UN EDITORIAL PARA LA HISTORIA de Rafael Molina Morillo…

14 días antes a que aconteciera la invasión norteamericana del 28 de abril del 1965, el doctor Rafael Molina Morillo, a la sazón director del periódico El Nacional y la Revista Ahora, cual, si fuera adivino, escribió el siguiente editorial. Veamos:

Nos gusta la democracia…

Nos gusta la democracia. Sinceramente nos creemos demócratas. Nos gusta el sistema de vida norteamericano. Nos gusta el imperio de la institucionalidad en los Estados Unidos. Nos gusta el funcionamiento de los poderes públicos en la gran nación del Norte.
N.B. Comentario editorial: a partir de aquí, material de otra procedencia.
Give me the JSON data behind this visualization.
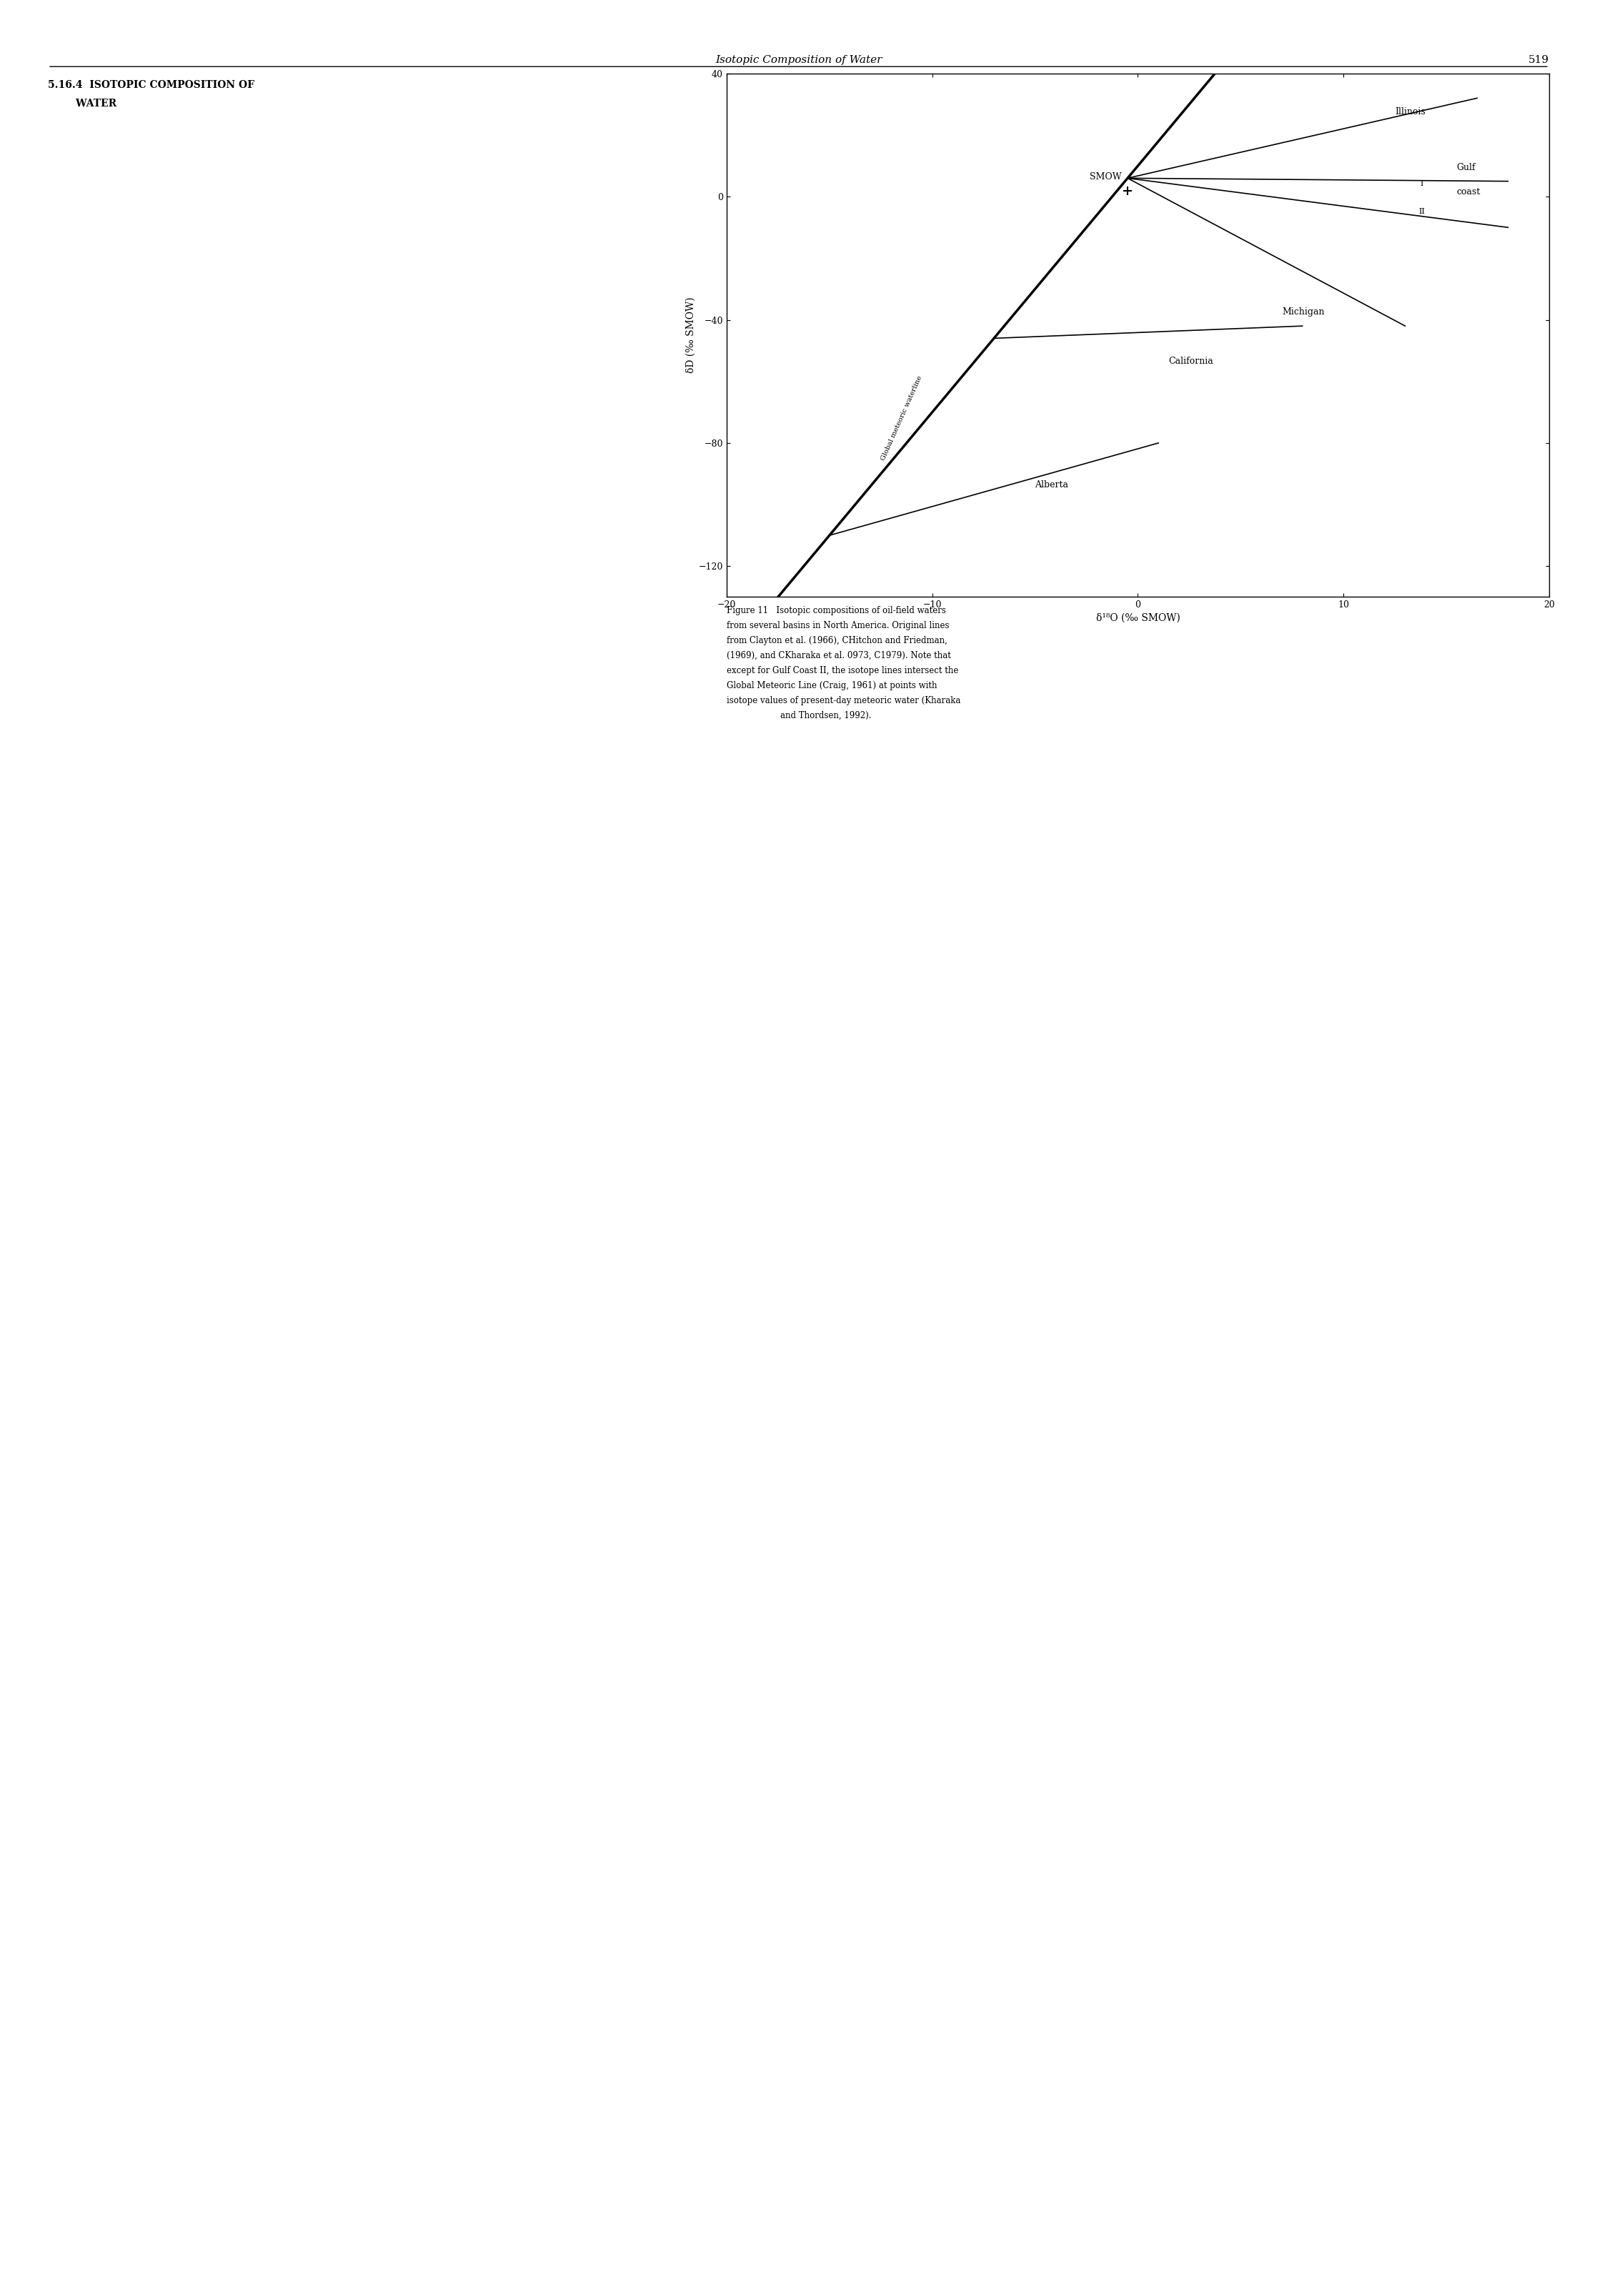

Nos gusta el sagrado respeto a la libertad Individual que Impera en aquel país. Queremos un sistema parecido en nuestro país. Luchamos por que se pueda establecer tal sistema. Los Estados Unidos, vistos por dentro, son un bello ejemplo de institucionalidad y democracia digno de imitarse. Pero odiamos los sistemas empleados por los hombres que ahora gobiernan los Estados Unidos, con sus vecinos latinoamericanos, Nos repugna advertir que los gobernantes de los Estados Unidos nos tienen en un concepto muy bajo, y no tienen en cuenta nuestra dignidad.
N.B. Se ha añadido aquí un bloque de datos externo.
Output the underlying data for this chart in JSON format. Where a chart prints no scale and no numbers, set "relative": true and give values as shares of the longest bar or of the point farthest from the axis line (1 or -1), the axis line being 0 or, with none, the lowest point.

Nos duele y nos rebela ver como ellos usan sus fuerzas militares para pisotear nuestra soberanía, solamente porque ellos son creen con derechos en todos nuestros países latinoamericanos. El ejemplo dominicano es típico. Es el mayor monumento que se pueda erigir a la estupidez norteamericana.
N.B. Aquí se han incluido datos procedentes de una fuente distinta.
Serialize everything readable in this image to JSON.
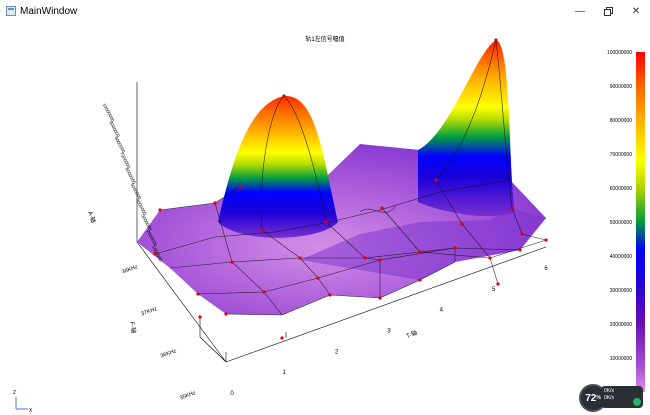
{
  "window": {
    "title": "MainWindow",
    "controls": [
      "minimize",
      "restore",
      "close"
    ]
  },
  "chart_data": {
    "type": "surface3d",
    "title": "轨1左信号幅值",
    "xlabel": "T-轴",
    "ylabel": "F-轴",
    "zlabel": "A-轴",
    "x_ticks": [
      "0",
      "1",
      "2",
      "3",
      "4",
      "5",
      "6"
    ],
    "y_ticks": [
      "35KHz",
      "36KHz",
      "37KHz",
      "38KHz"
    ],
    "z_ticks": [
      "1000000",
      "2000000",
      "3000000",
      "4000000",
      "5000000",
      "6000000",
      "7000000",
      "8000000",
      "9000000",
      "10000000"
    ],
    "colorbar": {
      "ticks": [
        "0",
        "10000000",
        "20000000",
        "30000000",
        "40000000",
        "50000000",
        "60000000",
        "70000000",
        "80000000",
        "90000000",
        "100000000"
      ],
      "colors": [
        "#e58be5",
        "#a24ed3",
        "#6a0fb5",
        "#1b00d8",
        "#0000ff",
        "#009a3a",
        "#aed400",
        "#ffff00",
        "#ffb000",
        "#ff6400",
        "#ff0000"
      ]
    },
    "peaks_approx": [
      {
        "t": 1,
        "f": "38KHz",
        "amplitude": 100000000
      },
      {
        "t": 5,
        "f": "35KHz",
        "amplitude": 100000000
      }
    ],
    "axes_marker": {
      "z": "Z",
      "x": "X"
    }
  },
  "status": {
    "percent": "72",
    "percent_suffix": "%",
    "line1": "0K/s",
    "line2": "0K/s"
  }
}
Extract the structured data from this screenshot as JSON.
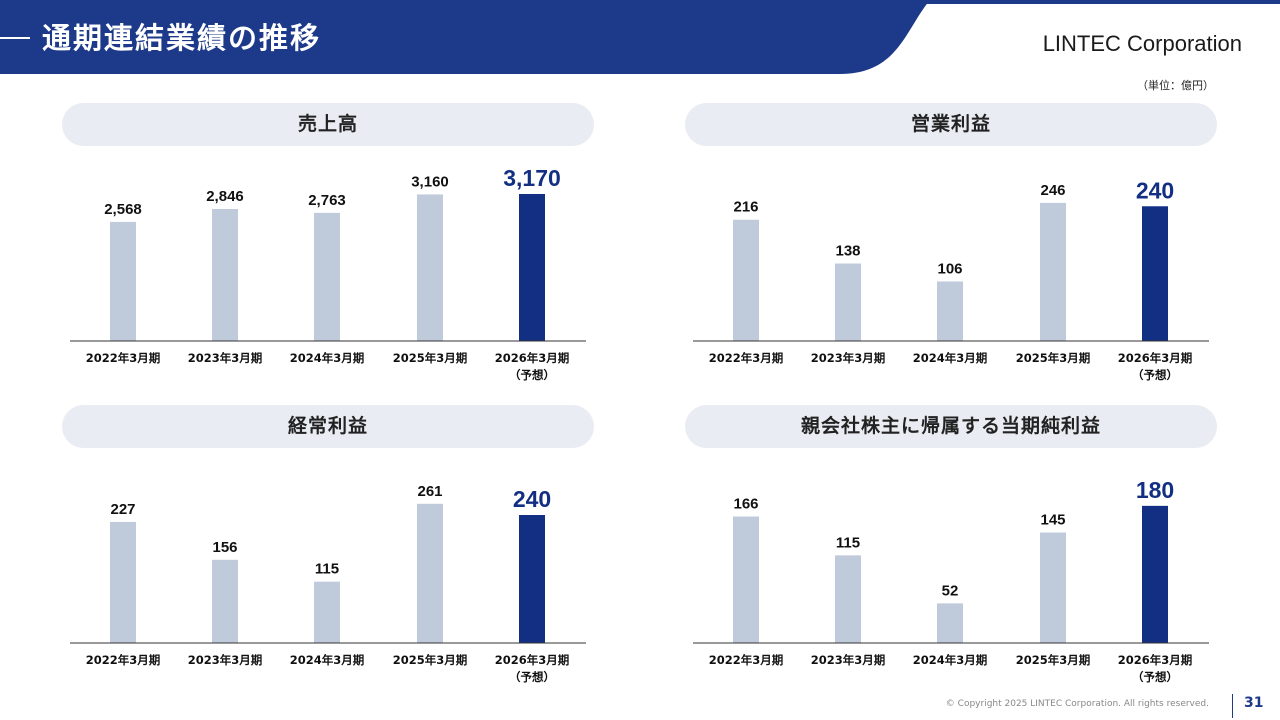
{
  "header": {
    "title": "通期連結業績の推移",
    "company": "LINTEC Corporation",
    "unit_note": "（単位：億円）",
    "band_color": "#1d3a8a"
  },
  "colors": {
    "actual_bar": "#bfcadb",
    "forecast_bar": "#132f83",
    "forecast_label": "#132f83",
    "axis": "#333333"
  },
  "chart_data": [
    {
      "type": "bar",
      "title": "売上高",
      "categories": [
        "2022年3月期",
        "2023年3月期",
        "2024年3月期",
        "2025年3月期",
        "2026年3月期"
      ],
      "category_notes": [
        "",
        "",
        "",
        "",
        "（予想）"
      ],
      "values": [
        2568,
        2846,
        2763,
        3160,
        3170
      ],
      "value_labels": [
        "2,568",
        "2,846",
        "2,763",
        "3,160",
        "3,170"
      ],
      "highlight_index": 4,
      "ylim": [
        0,
        3450
      ]
    },
    {
      "type": "bar",
      "title": "営業利益",
      "categories": [
        "2022年3月期",
        "2023年3月期",
        "2024年3月期",
        "2025年3月期",
        "2026年3月期"
      ],
      "category_notes": [
        "",
        "",
        "",
        "",
        "（予想）"
      ],
      "values": [
        216,
        138,
        106,
        246,
        240
      ],
      "value_labels": [
        "216",
        "138",
        "106",
        "246",
        "240"
      ],
      "highlight_index": 4,
      "ylim": [
        0,
        285
      ]
    },
    {
      "type": "bar",
      "title": "経常利益",
      "categories": [
        "2022年3月期",
        "2023年3月期",
        "2024年3月期",
        "2025年3月期",
        "2026年3月期"
      ],
      "category_notes": [
        "",
        "",
        "",
        "",
        "（予想）"
      ],
      "values": [
        227,
        156,
        115,
        261,
        240
      ],
      "value_labels": [
        "227",
        "156",
        "115",
        "261",
        "240"
      ],
      "highlight_index": 4,
      "ylim": [
        0,
        300
      ]
    },
    {
      "type": "bar",
      "title": "親会社株主に帰属する当期純利益",
      "categories": [
        "2022年3月期",
        "2023年3月期",
        "2024年3月期",
        "2025年3月期",
        "2026年3月期"
      ],
      "category_notes": [
        "",
        "",
        "",
        "",
        "（予想）"
      ],
      "values": [
        166,
        115,
        52,
        145,
        180
      ],
      "value_labels": [
        "166",
        "115",
        "52",
        "145",
        "180"
      ],
      "highlight_index": 4,
      "ylim": [
        0,
        210
      ]
    }
  ],
  "footer": {
    "copyright": "© Copyright 2025 LINTEC Corporation. All rights reserved.",
    "page_number": "31"
  }
}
Con el ejemplo dominicano se puede demostrar, sin posibilidad de argumentación en contrario, cómo los Estados Unidos, con su torpe política, son los mayores impulsores del comunismo en la República Dominicana… y así en otros países. Veamos: Con el estandarte de la lucha contra el comunismo, invaden el territorio dominicano y ultrajan a sus ciudadanos. Provocan una incontenible ola de nacionalismo que abona el terreno para que los comunistas desarrollen una activa y efectiva campaña de proselitismo. La masa del pueblo, herida en su dignidad, ve en la demagogia comunista a un supuesto aliado, se une ingenuamente a los rojos. Y do eso modo, han sido los propios yanquis quienes han empujado a un pueblo a los brazos de Moscú o de Pekín. ¡Qué inteligentes son los americanos! Nosotros no queremos caer en brazos del comunismo.

Somos anticomunistas. Léase bien: somos ANTI-COMUNISTAS, y como prueba esté la colección de ¡AHORA! que está llena do artículos denunciando los males y defectos del sistema comunista, negador de todas las libertados individuales. No nos gustan las dictaduras de la Izquierda ni las de la derecha. Pero, desgraciadamente, los comunistas han encontrado en nuestro país un poderoso aliado para adueñarse del mismo y del continente: la estupidez gringa. iLARGO DE AQUI, YANQUIS!  FUENTE: Revista Ahora del 12 de abril del 1965.